“For us, there is only the trying. The rest is not our business,” T.S. Eliot says in his final masterpiece, Four Quartets.

I often am reminded of this reality during my weekly trips with YACHT into Philadelphia, and especially during Hunger and Homelessness Awareness week, which focuses on all levels of poverty in the world. In the past two and a half years, I have fallen in love with Philly, and I owe this in part to the homeless people I have met. They affected me so much that I decided to live in West Philly this past summer, and I would love to live in the city after I graduate; moreover, I have developed two important relationships in this time.

One is with an older man named Pop, who stands on the spiral steps under the clothespin statue in Center City. “My name’s Pop,” he always says when he introduces himself. “Backwards P-O-P, sideways O-P-P.” He loves to drink Mountain Dew (in the summer) and tea (in the winter).
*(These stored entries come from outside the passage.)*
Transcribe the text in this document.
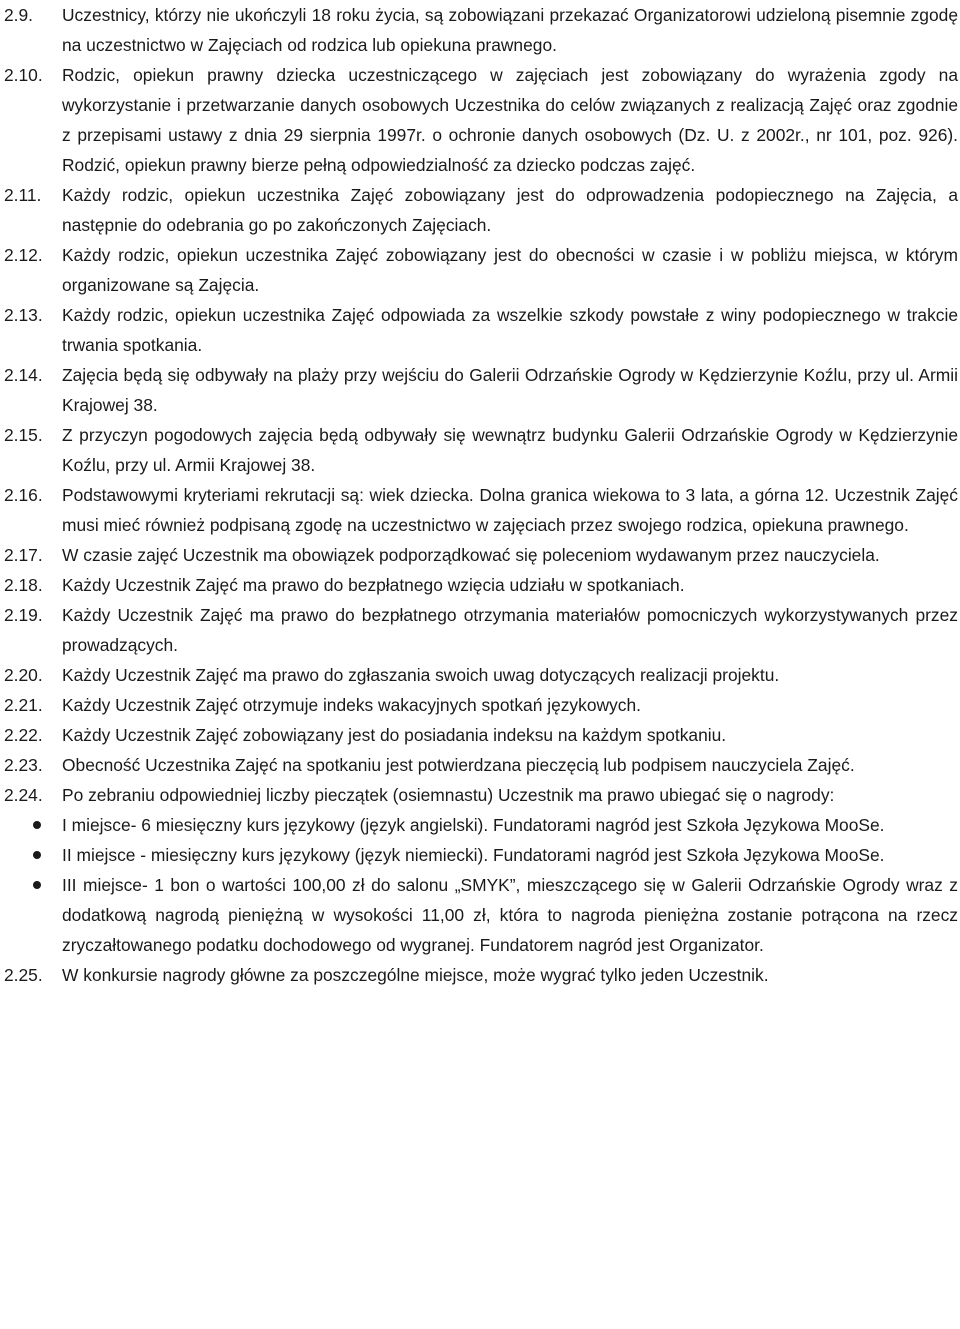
2.9.	Uczestnicy, którzy nie ukończyli 18 roku życia, są zobowiązani przekazać Organizatorowi udzieloną pisemnie zgodę na uczestnictwo w Zajęciach od rodzica lub opiekuna prawnego.
2.10.	Rodzic, opiekun prawny dziecka uczestniczącego w zajęciach jest zobowiązany do wyrażenia zgody na wykorzystanie i przetwarzanie danych osobowych Uczestnika do celów związanych z realizacją Zajęć oraz zgodnie z przepisami ustawy z dnia 29 sierpnia 1997r. o ochronie danych osobowych (Dz. U. z 2002r., nr 101, poz. 926). Rodzić, opiekun prawny bierze pełną odpowiedzialność za dziecko podczas zajęć.
2.11.	Każdy rodzic, opiekun uczestnika Zajęć zobowiązany jest do odprowadzenia podopiecznego na Zajęcia, a następnie do odebrania go po zakończonych Zajęciach.
2.12.	Każdy rodzic, opiekun uczestnika Zajęć zobowiązany jest do obecności w czasie i w pobliżu miejsca, w którym organizowane są Zajęcia.
2.13.	Każdy rodzic, opiekun uczestnika Zajęć odpowiada za wszelkie szkody powstałe z winy podopiecznego w trakcie trwania spotkania.
2.14.	Zajęcia będą się odbywały na plaży przy wejściu do Galerii Odrzańskie Ogrody w Kędzierzynie Koźlu, przy ul. Armii Krajowej 38.
2.15.	Z przyczyn pogodowych zajęcia będą odbywały się wewnątrz budynku Galerii Odrzańskie Ogrody w Kędzierzynie Koźlu, przy ul. Armii Krajowej 38.
2.16.	Podstawowymi kryteriami rekrutacji są: wiek dziecka. Dolna granica wiekowa to 3 lata, a górna 12. Uczestnik Zajęć musi mieć również podpisaną zgodę na uczestnictwo w zajęciach przez swojego rodzica, opiekuna prawnego.
2.17.	W czasie zajęć Uczestnik ma obowiązek podporządkować się poleceniom wydawanym przez nauczyciela.
2.18.	Każdy Uczestnik Zajęć ma prawo do bezpłatnego wzięcia udziału w spotkaniach.
2.19.	Każdy Uczestnik Zajęć ma prawo do bezpłatnego otrzymania materiałów pomocniczych wykorzystywanych przez prowadzących.
2.20.	Każdy Uczestnik Zajęć ma prawo do zgłaszania swoich uwag dotyczących realizacji projektu.
2.21.	Każdy Uczestnik Zajęć otrzymuje indeks wakacyjnych spotkań językowych.
2.22.	Każdy Uczestnik Zajęć zobowiązany jest do posiadania indeksu na każdym spotkaniu.
2.23.	Obecność Uczestnika Zajęć na spotkaniu jest potwierdzana pieczęcią lub podpisem nauczyciela Zajęć.
2.24.	Po zebraniu odpowiedniej liczby pieczątek (osiemnastu) Uczestnik ma prawo ubiegać się o nagrody:
I miejsce- 6 miesięczny kurs językowy (język angielski). Fundatorami nagród jest Szkoła Językowa MooSe.
II miejsce - miesięczny kurs językowy (język niemiecki). Fundatorami nagród jest Szkoła Językowa MooSe.
III miejsce- 1 bon o wartości 100,00 zł do salonu „SMYK”, mieszczącego się w Galerii Odrzańskie Ogrody wraz z dodatkową nagrodą pieniężną w wysokości 11,00 zł, która to nagroda pieniężna zostanie potrącona na rzecz zryczałtowanego podatku dochodowego od wygranej. Fundatorem nagród jest Organizator.
2.25.	W konkursie nagrody główne za poszczególne miejsce, może wygrać tylko jeden Uczestnik.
Not exactly homeless, he rents out the basement of a friend’s house for about five dollars a night. During the day, he stands with a cup, asking for money. When it rains, he sells umbrellas to people who have gotten caught in the storm.
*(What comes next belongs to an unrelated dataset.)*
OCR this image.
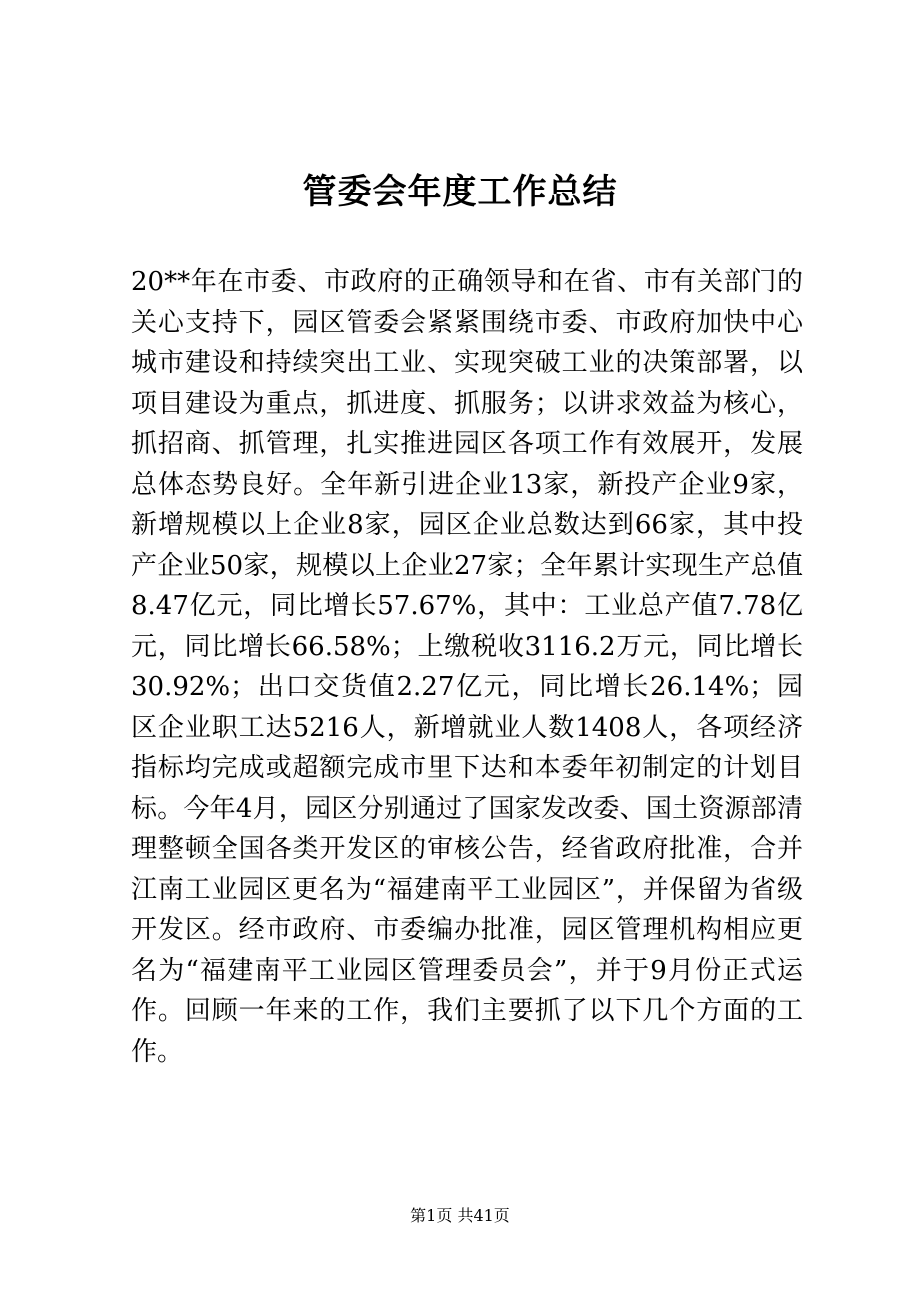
管委会年度工作总结

20**年在市委、市政府的正确领导和在省、市有关部门的关心支持下，园区管委会紧紧围绕市委、市政府加快中心城市建设和持续突出工业、实现突破工业的决策部署，以项目建设为重点，抓进度、抓服务；以讲求效益为核心，抓招商、抓管理，扎实推进园区各项工作有效展开，发展总体态势良好。全年新引进企业13家，新投产企业9家，新增规模以上企业8家，园区企业总数达到66家，其中投产企业50家，规模以上企业27家；全年累计实现生产总值8.47亿元，同比增长57.67%，其中：工业总产值7.78亿元，同比增长66.58%；上缴税收3116.2万元，同比增长30.92%；出口交货值2.27亿元，同比增长26.14%；园区企业职工达5216人，新增就业人数1408人，各项经济指标均完成或超额完成市里下达和本委年初制定的计划目标。今年4月，园区分别通过了国家发改委、国土资源部清理整顿全国各类开发区的审核公告，经省政府批准，合并江南工业园区更名为“福建南平工业园区”，并保留为省级开发区。经市政府、市委编办批准，园区管理机构相应更名为“福建南平工业园区管理委员会”，并于9月份正式运作。回顾一年来的工作，我们主要抓了以下几个方面的工作。

第1页 共41页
I have known Pop for about a year. In that time, I have hung out with him, bought him Coolattas from the Dunkin Donuts in Suburban Station, given him lunches and talked to him about everything from sports to weather to politics to the pigeons who sit on the clothespin statue and poop on people’s heads.

The other relationship is with Carl, who sits in Suburban Station and plays the slide guitar. He plays with his guitar case open and with a sign that proclaims that he is “the hardest working man in street music.”
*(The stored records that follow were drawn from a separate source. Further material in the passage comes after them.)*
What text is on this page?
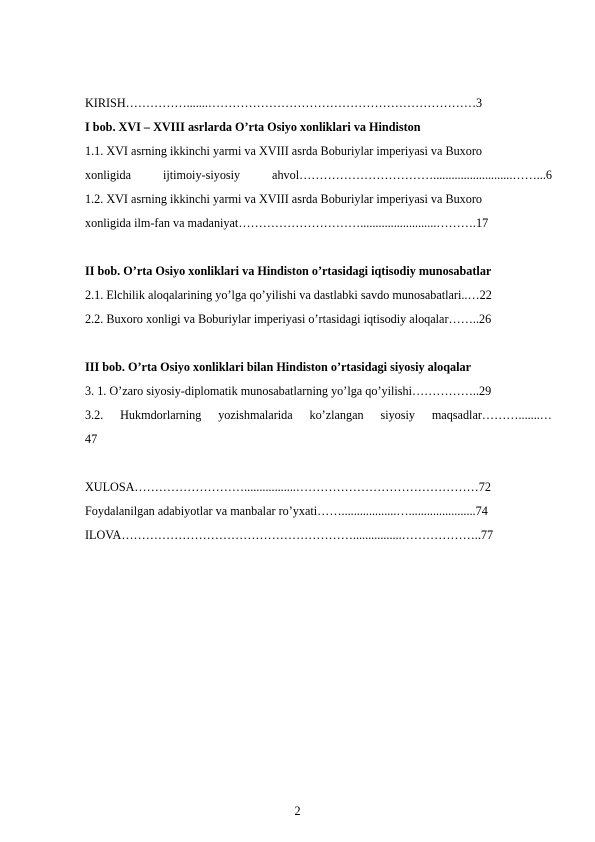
KIRISH…………….......…………………………………………………………3
I bob. XVI – XVIII asrlarda O’rta Osiyo xonliklari va Hindiston
1.1. XVI asrning ikkinchi yarmi va XVIII asrda Boburiylar imperiyasi va Buxoro
xonligida	ijtimoiy-siyosiy	ahvol……………………………..........................……...6
1.2. XVI asrning ikkinchi yarmi va XVIII asrda Boburiylar imperiyasi va Buxoro
xonligida ilm-fan va madaniyat………………………….........................……….17
II bob. O’rta Osiyo xonliklari va Hindiston o’rtasidagi iqtisodiy munosabatlar
2.1. Elchilik aloqalarining yo’lga qo’yilishi va dastlabki savdo munosabatlari..…22
2.2. Buxoro xonligi va Boburiylar imperiyasi o’rtasidagi iqtisodiy aloqalar……..26
III bob. O’rta Osiyo xonliklari bilan Hindiston o’rtasidagi siyosiy aloqalar
3. 1. O’zaro siyosiy-diplomatik munosabatlarning yo’lga qo’yilishi……………..29
3.2. Hukmdorlarning yozishmalarida ko’zlangan siyosiy maqsadlar……….......…
47
XULOSA……………………….................………………………………………72
Foydalanilgan adabiyotlar va manbalar ro’yxati……..................…......................74
ILOVA…………………………………………………................………………..77
2
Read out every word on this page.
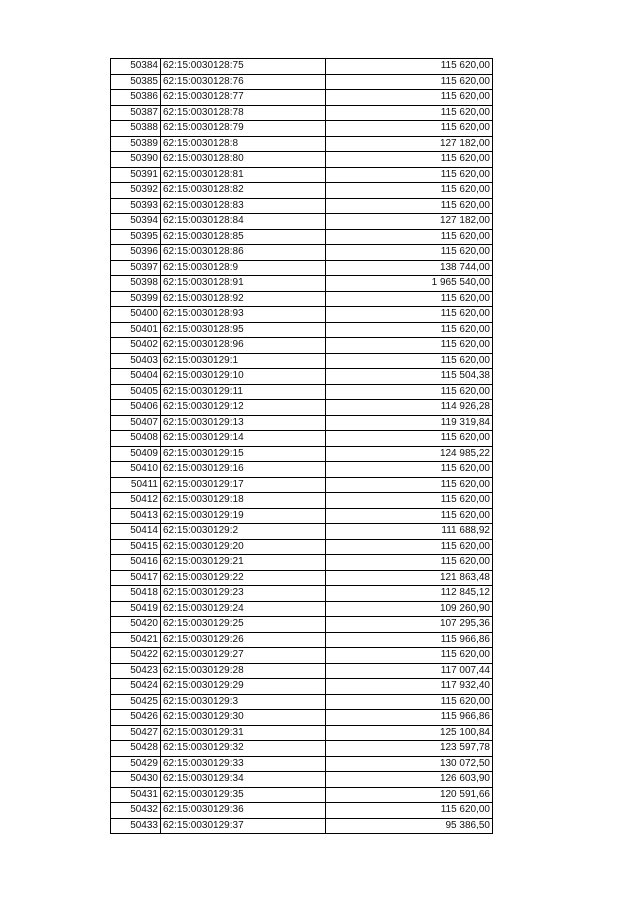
50384	62:15:0030128:75	115 620,00
50385	62:15:0030128:76	115 620,00
50386	62:15:0030128:77	115 620,00
50387	62:15:0030128:78	115 620,00
50388	62:15:0030128:79	115 620,00
50389	62:15:0030128:8	127 182,00
50390	62:15:0030128:80	115 620,00
50391	62:15:0030128:81	115 620,00
50392	62:15:0030128:82	115 620,00
50393	62:15:0030128:83	115 620,00
50394	62:15:0030128:84	127 182,00
50395	62:15:0030128:85	115 620,00
50396	62:15:0030128:86	115 620,00
50397	62:15:0030128:9	138 744,00
50398	62:15:0030128:91	1 965 540,00
50399	62:15:0030128:92	115 620,00
50400	62:15:0030128:93	115 620,00
50401	62:15:0030128:95	115 620,00
50402	62:15:0030128:96	115 620,00
50403	62:15:0030129:1	115 620,00
50404	62:15:0030129:10	115 504,38
50405	62:15:0030129:11	115 620,00
50406	62:15:0030129:12	114 926,28
50407	62:15:0030129:13	119 319,84
50408	62:15:0030129:14	115 620,00
50409	62:15:0030129:15	124 985,22
50410	62:15:0030129:16	115 620,00
50411	62:15:0030129:17	115 620,00
50412	62:15:0030129:18	115 620,00
50413	62:15:0030129:19	115 620,00
50414	62:15:0030129:2	111 688,92
50415	62:15:0030129:20	115 620,00
50416	62:15:0030129:21	115 620,00
50417	62:15:0030129:22	121 863,48
50418	62:15:0030129:23	112 845,12
50419	62:15:0030129:24	109 260,90
50420	62:15:0030129:25	107 295,36
50421	62:15:0030129:26	115 966,86
50422	62:15:0030129:27	115 620,00
50423	62:15:0030129:28	117 007,44
50424	62:15:0030129:29	117 932,40
50425	62:15:0030129:3	115 620,00
50426	62:15:0030129:30	115 966,86
50427	62:15:0030129:31	125 100,84
50428	62:15:0030129:32	123 597,78
50429	62:15:0030129:33	130 072,50
50430	62:15:0030129:34	126 603,90
50431	62:15:0030129:35	120 591,66
50432	62:15:0030129:36	115 620,00
50433	62:15:0030129:37	95 386,50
I have no doubt that he is-he plays in Old City, in the station and on Walnut Street when it is sunny. Originally from California, Carl has dreams of going back. He loves to read and talks to us about books. A friend of his has promised to record him, and we have promised to buy his CDs when they come out.

There are many other people I can remember-like Big Mac, who finally got an apartment but died of congestive heart failure; Gloria, whose house was firebombed by a drug dealer; Isaiah, who asked another YACHTer to study the Bible with him and then disappeared from the streets altogether; Cheryl, who used to sit by the Friends Select School but now sits by Wawa on Arch Street; and Buddha Khan, who taught me the mechanics of chess in exchange for a lunch.

I have not helped any of these people to get off the streets. Am I a failure?

On one hand, it is hard to get someone off the streets. The public shelters are almost all dangerous, and the private shelters have limited space. There are 7,000 homeless people in Philly on a given day-20,000 throughout the year-and there are 2,400 beds in the whole city. Not nearly enough. And YACHT’s purpose is not to get people off the streets, but to develop real relationships with them.

On the other hand, I could be trying harder. A lunch might get someone through the day, and a conversation may lift a person’s spirits. Yet I have no doubt that this is not enough. They need money, jobs, education, good housing. In short, they need justice, something I am inadequately equipped to bring to them.

So instead, I bring them what I can: food, conversation, toiletries, scarves, hats, and blankets. I bring them openness with no expectations, for stereotypes get erased when we meet the poor face to face.

I bring them my love and my realization that although I cannot do everything, I can do something. And in return, I have gotten more than I have given: real conversation, basic instructions on how to play chess, some direction in life and love.

I also remember Mother Teresa’s admonition during these times, that what is sad is not that we do not care about the poor; it is that we do not know the poor. Relationships with the poor will enrich our lives, perhaps even more than we will enrich theirs.

Perhaps this is all I can do for now-to know the poor, to love them, to listen, and, above all, to see Christ in each of them. Perhaps this is my trying, and, like Eliot says, what comes from my trying is not my business.